Dalih Penyeragaman Beras untuk Swasembada Pangan
Usaha yang dilakukan Koalisi Pangan Baik untuk menggalakkan kembali pangan lokal masih menemui kendala. Salah satunya karena masifnya hegemoni beras sebagai pangan pokok masyarakat Indonesia.
Direktur Yaspensel, Benyamin Daud Apelabi bercerita, upaya penyeragaman konsumsi terjadi pada zaman pemerintahan Soeharto. Semua penduduk di kala itu diwajibkan menanam padi. Pada masa-masa paceklik itu, pangan-pangan lokal yang sudah dikonsumsi masyarakat sejak ribuan tahun sebelumnya mulai ditinggalkan.
Akibatnya beras padi menjadi satu-satunya pangan pokok dan menyebabkan ketergantungan masyarakat. “Maka pangan-pangan lokal kita ditinggalkan lalu pada perjalanan itu beras dari padi lebih menonjol. Jadi masyarakat itu lebih memilih padi daripada yang lain. Sampai akhirnya kami di Flores sudah terpengaruh dengan kebijakan berasisasi,” ujarnya.
Ucapan Benyamin linier dengan catatan BPS yang menunjukkan produksi beras di NTT mencapai 442.842 ton pada 2022. Sedangkan tingkat konsumsi beras hampir satu juta ton per tahun. Artinya provinsi ini mengalami defisit beras dan harus menggantungkan hidup dari daerah penghasil beras. Tak mengherankan harga beras di Kabupaten Flores Timur kini mencapai Rp 16.000 per kilogram.
Pelaksana tugas Direktur Wahana Lingkungan Hidup Indonesia (Walhi) NTT Yuvensius Stevanus Nonga mengatakan penyeragaman konsumsi ini juga berpengaruh terhadap kebijakan pertanian yang dikeluarkan pemerintah daerah. Menurut dia, pemerintah selalu hadir dengan ide-ide kebijakan monokultur yang kian menggerus adaptasi perubahan iklim yang sebenarnya sudah diterapkan masyarakat.
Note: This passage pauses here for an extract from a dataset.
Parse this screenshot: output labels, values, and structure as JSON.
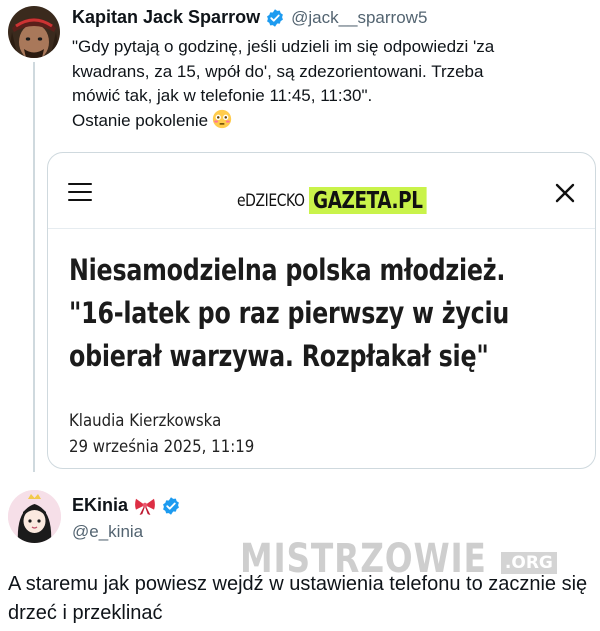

“Selagi pemerintah memikirkan masa depan pertanian itu sangat tergantung pada kebijakan monokultur seperti food estate, maka saat itu pemerintah membangun ketergantungan yang berkepanjangan bagi masyarakat,” ucap dia.
Menurut Yuven—jika ingin memandang masa depan pertanian di NTT—pemerintah mestinya melibatkan para petani. Tujuannya menentukan kebijakan pertanian yang cocok di dataran kepulauan yang gersang tersebut. Hal tersebut akan menguatkan potensi pangan lokal. “Di NTT ada sorgum, jagung lokal, dan umbi-umbian. Setiap daerah di NTT punya banyak potensi pangan-pangan lokal,” tuturnya.
Pegiat Pangan NTT Maria Loretha ikut menyerukan agar pola pertanian dan konsumsi pangan harus kembali pada kearifan lokal. Bukan justru seperti
kebijakan yang tertuang dalam Peraturan Menteri Pertanian Nomor 14 Tahun 2015. “Di dalamnya justru mengatur percepatan swasembada padi, jagung, dan kedelai, yang justru menghambat pemerintah daerah untuk mengembangkan varietas lokal yang sesuai karakteristik NTT,” kata Maria Loretha.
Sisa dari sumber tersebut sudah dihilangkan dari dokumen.